Refracted P waves traveling to the surface are recorded only until a certain distance from the epicenter. Between 103° and 143° angular distances there are no arrivals. This is the so called “shadow zone”. Beyond 143° refracted P waves disappear. How to explain this?
In 1913, the German geophysicist (naturalized American) Beno Gutenberg (1889 – 1961, at right), who will later collaborate with Richter in creating the scale for earthquakes magnitude, suggested that a strong density increase within the Earth could deviate the seismic rays toward the center, making them surface again further away than expected (see picture at left).

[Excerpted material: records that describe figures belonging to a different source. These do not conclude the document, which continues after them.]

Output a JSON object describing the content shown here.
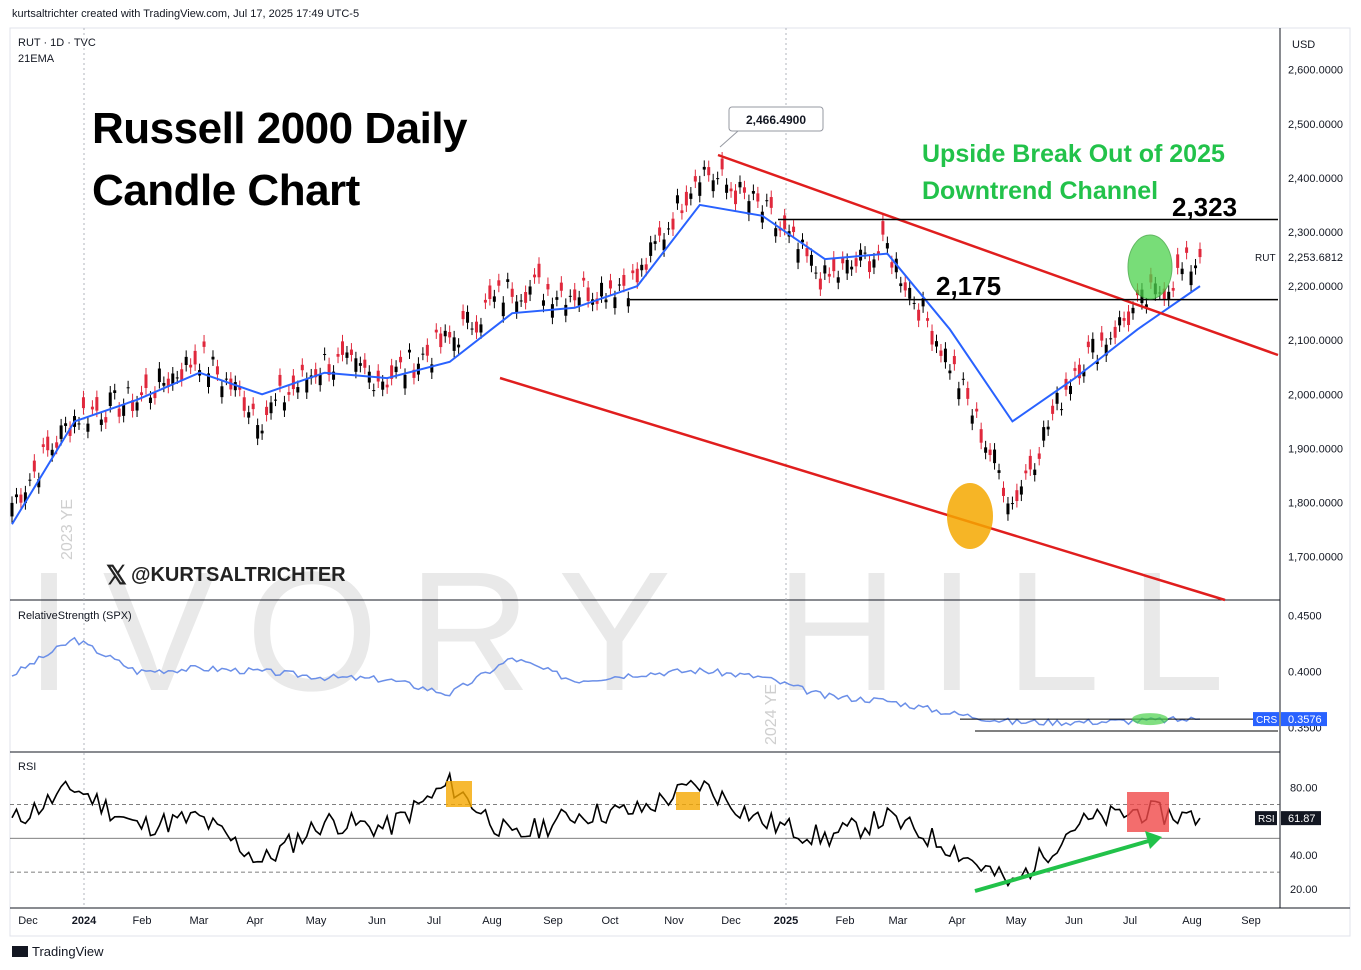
{
  "header": {
    "credit": "kurtsaltrichter created with TradingView.com, Jul 17, 2025 17:49 UTC-5",
    "symbol_line": "RUT · 1D · TVC",
    "indicator": "21EMA",
    "currency": "USD"
  },
  "annotations": {
    "title_line1": "Russell 2000 Daily",
    "title_line2": "Candle Chart",
    "breakout_line1": "Upside Break Out of 2025",
    "breakout_line2": "Downtrend Channel",
    "level_high": "2,323",
    "level_low": "2,175",
    "peak_callout": "2,466.4900",
    "handle": "@KURTSALTRICHTER",
    "watermark": "IVORY HILL",
    "ye_2023": "2023 YE",
    "ye_2024": "2024 YE"
  },
  "footer": {
    "brand": "TradingView"
  },
  "colors": {
    "ema": "#2962ff",
    "channel": "#e01e1e",
    "up_candle": "#000000",
    "down_candle": "#e0283c",
    "breakout_text": "#22c24a",
    "rs_line": "#6b8fe8",
    "rsi_line": "#000000",
    "orange_marker": "#f5a800",
    "green_marker": "#4cd24c",
    "red_marker": "#f04848"
  },
  "chart_data": [
    {
      "type": "line",
      "name": "RUT price (candles approximated by weekly closes) with 21EMA",
      "x": [
        "Dec 2023",
        "Jan 2024",
        "Feb",
        "Mar",
        "Apr",
        "May",
        "Jun",
        "Jul",
        "Aug",
        "Sep",
        "Oct",
        "Nov",
        "Dec",
        "2025",
        "Feb",
        "Mar",
        "Apr",
        "May",
        "Jun",
        "Jul"
      ],
      "xticks": [
        "Dec",
        "2024",
        "Feb",
        "Mar",
        "Apr",
        "May",
        "Jun",
        "Jul",
        "Aug",
        "Sep",
        "Oct",
        "Nov",
        "Dec",
        "2025",
        "Feb",
        "Mar",
        "Apr",
        "May",
        "Jun",
        "Jul",
        "Aug",
        "Sep"
      ],
      "series": [
        {
          "name": "RUT close",
          "values": [
            1800,
            1960,
            1990,
            2070,
            1960,
            2060,
            2030,
            2100,
            2200,
            2190,
            2210,
            2420,
            2340,
            2210,
            2270,
            2060,
            1800,
            2050,
            2160,
            2253.68
          ]
        },
        {
          "name": "21EMA",
          "values": [
            1760,
            1950,
            1990,
            2040,
            2000,
            2040,
            2030,
            2060,
            2150,
            2160,
            2200,
            2350,
            2330,
            2250,
            2260,
            2120,
            1950,
            2030,
            2120,
            2200
          ]
        }
      ],
      "yticks": [
        "2,600.0000",
        "2,500.0000",
        "2,400.0000",
        "2,300.0000",
        "2,200.0000",
        "2,100.0000",
        "2,000.0000",
        "1,900.0000",
        "1,800.0000",
        "1,700.0000"
      ],
      "ylim": [
        1620,
        2640
      ],
      "last_value": "2,253.6812",
      "last_label": "RUT",
      "peak": 2466.49,
      "horizontal_levels": [
        2323,
        2175
      ]
    },
    {
      "type": "line",
      "name": "RelativeStrength (SPX)",
      "label": "RelativeStrength (SPX)",
      "x": [
        "Dec 2023",
        "Jan 2024",
        "Feb",
        "Mar",
        "Apr",
        "May",
        "Jun",
        "Jul",
        "Aug",
        "Sep",
        "Oct",
        "Nov",
        "Dec",
        "2025",
        "Feb",
        "Mar",
        "Apr",
        "May",
        "Jun",
        "Jul"
      ],
      "values": [
        0.397,
        0.429,
        0.4,
        0.403,
        0.4,
        0.395,
        0.393,
        0.38,
        0.412,
        0.392,
        0.398,
        0.401,
        0.395,
        0.378,
        0.374,
        0.363,
        0.355,
        0.355,
        0.356,
        0.3576
      ],
      "yticks": [
        "0.4500",
        "0.4000",
        "0.3500"
      ],
      "ylim": [
        0.33,
        0.455
      ],
      "last_value": "0.3576",
      "last_label": "CRS"
    },
    {
      "type": "line",
      "name": "RSI",
      "label": "RSI",
      "x": [
        "Dec 2023",
        "Jan 2024",
        "Feb",
        "Mar",
        "Apr",
        "May",
        "Jun",
        "Jul",
        "Aug",
        "Sep",
        "Oct",
        "Nov",
        "Dec",
        "2025",
        "Feb",
        "Mar",
        "Apr",
        "May",
        "Jun",
        "Jul"
      ],
      "values": [
        60,
        80,
        57,
        62,
        36,
        60,
        56,
        82,
        50,
        64,
        66,
        82,
        60,
        50,
        62,
        45,
        22,
        58,
        66,
        61.87
      ],
      "yticks": [
        "80.00",
        "40.00",
        "20.00"
      ],
      "ylim": [
        10,
        95
      ],
      "levels": [
        70,
        50,
        30
      ],
      "last_value": "61.87",
      "last_label": "RSI"
    }
  ]
}
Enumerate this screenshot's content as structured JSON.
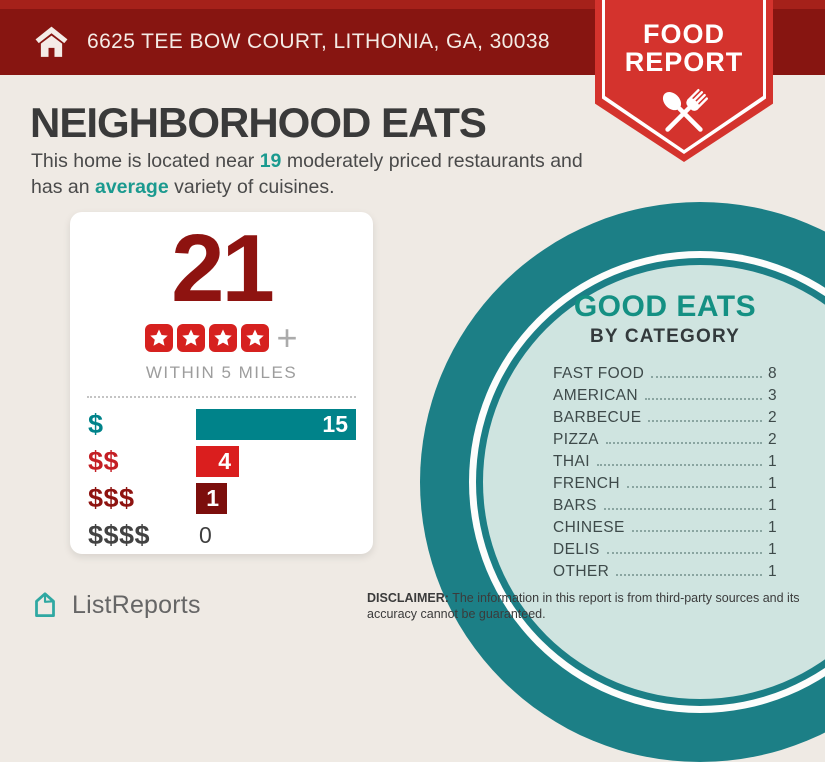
{
  "banner": {
    "address": "6625 TEE BOW COURT, LITHONIA, GA, 30038"
  },
  "badge": {
    "line1": "FOOD",
    "line2": "REPORT"
  },
  "main": {
    "headline": "NEIGHBORHOOD EATS",
    "subtitle": {
      "part1": "This home is located near ",
      "count": "19",
      "part2": " moderately priced restaurants and has an ",
      "highlight": "average",
      "part3": " variety of cuisines."
    }
  },
  "card": {
    "total": "21",
    "rating_stars": 4,
    "plus": "+",
    "caption": "WITHIN 5 MILES",
    "price_rows": [
      {
        "label": "$",
        "value": 15,
        "bar_color": "#00838a",
        "label_color": "#00838a"
      },
      {
        "label": "$$",
        "value": 4,
        "bar_color": "#da1e1e",
        "label_color": "#c41e24"
      },
      {
        "label": "$$$",
        "value": 1,
        "bar_color": "#7c0e0c",
        "label_color": "#8e1310"
      },
      {
        "label": "$$$$",
        "value": 0,
        "bar_color": null,
        "label_color": "#424242"
      }
    ]
  },
  "good_eats": {
    "title": "GOOD EATS",
    "subtitle": "BY CATEGORY",
    "rows": [
      {
        "label": "FAST FOOD",
        "value": 8
      },
      {
        "label": "AMERICAN",
        "value": 3
      },
      {
        "label": "BARBECUE",
        "value": 2
      },
      {
        "label": "PIZZA",
        "value": 2
      },
      {
        "label": "THAI",
        "value": 1
      },
      {
        "label": "FRENCH",
        "value": 1
      },
      {
        "label": "BARS",
        "value": 1
      },
      {
        "label": "CHINESE",
        "value": 1
      },
      {
        "label": "DELIS",
        "value": 1
      },
      {
        "label": "OTHER",
        "value": 1
      }
    ]
  },
  "footer": {
    "brand": "ListReports",
    "disclaimer_label": "DISCLAIMER:",
    "disclaimer_text": " The information in this report is from third-party sources and its accuracy cannot be guaranteed."
  },
  "colors": {
    "background": "#efeae4",
    "banner_red": "#871511",
    "banner_stripe_red": "#a5211a",
    "badge_red": "#d4332d",
    "dark_red": "#8e1310",
    "star_red": "#d6211f",
    "bar_teal": "#00838a",
    "bar_red": "#da1e1e",
    "bar_dark_red": "#7c0e0c",
    "accent_teal": "#1b9a8f",
    "circle_teal": "#1c7f86",
    "mint": "#cfe4e0",
    "good_eats_teal": "#149083"
  },
  "chart_data": [
    {
      "type": "bar",
      "orientation": "horizontal",
      "title": "21 WITHIN 5 MILES (4 stars +)",
      "categories": [
        "$",
        "$$",
        "$$$",
        "$$$$"
      ],
      "values": [
        15,
        4,
        1,
        0
      ],
      "bar_colors": [
        "#00838a",
        "#da1e1e",
        "#7c0e0c",
        null
      ],
      "xlim": [
        0,
        15
      ],
      "grid": false,
      "value_labels": "inside-end"
    },
    {
      "type": "table",
      "title": "GOOD EATS BY CATEGORY",
      "categories": [
        "FAST FOOD",
        "AMERICAN",
        "BARBECUE",
        "PIZZA",
        "THAI",
        "FRENCH",
        "BARS",
        "CHINESE",
        "DELIS",
        "OTHER"
      ],
      "values": [
        8,
        3,
        2,
        2,
        1,
        1,
        1,
        1,
        1,
        1
      ]
    }
  ]
}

Gutenberg calculated this discontinuity to be at a 2900 km of depth, more than half the Earth’s radius (6378-6356 m). This discontinuity took the name of Gutenberg and is considered to be the outer boundary of the Earth’s core, which contains most of the planet’s mass. S waves are not transmitted in the core, or they are strongly slowed down. This is typical of fluid materials. Shear waves can’t be generated in water, let alone transmitted: therefore, the Earth’s core must be composed of a melted material denser than the overlying one.
In 1936, the Danish geophysicist Inge Lehman (1888 – 1993, at right) noted some weak P wave arrivals within the shadow zone. She imagined an inner solid core, with even higher density, that deviated P waves that passed through it so that some could fall into the shadow zone (bottom left). Lehman’s discontinuity is at about 5100 km of depth. S waves generated by interference on this surface can propagate within the inner core. Therefore the inner core must be solid. Several known chemical elements, especially metals, correspond to the density characteristics and physical properties that are consistent with this kind of seismic waves propagation. But for hypothesizing a composition for the inner core, the most widespread elements with such characteristics have been selected. Meteorites are believed to be remnants of former planets or planets that were never able to aggregate. Known meteorites are subdivided into three groups depending on chemical composition: two of them are very similar to crust and mantle composition; the other one is rich in nickel and iron, two elements that easily satisfy the seismic requirements for being in the inner core.
In summary, we have three discontinuities within the Earth evidenced thanks to seismic properties. They separate zones with different composition, density, and elastic properties. Therefore they show different seismic velocities: a shallow crust of variable thickness, less dense, overlying a denser mantle; an outer fluid core and an inner solid core, where most of the planet’s mass is concentrated (see picture at right).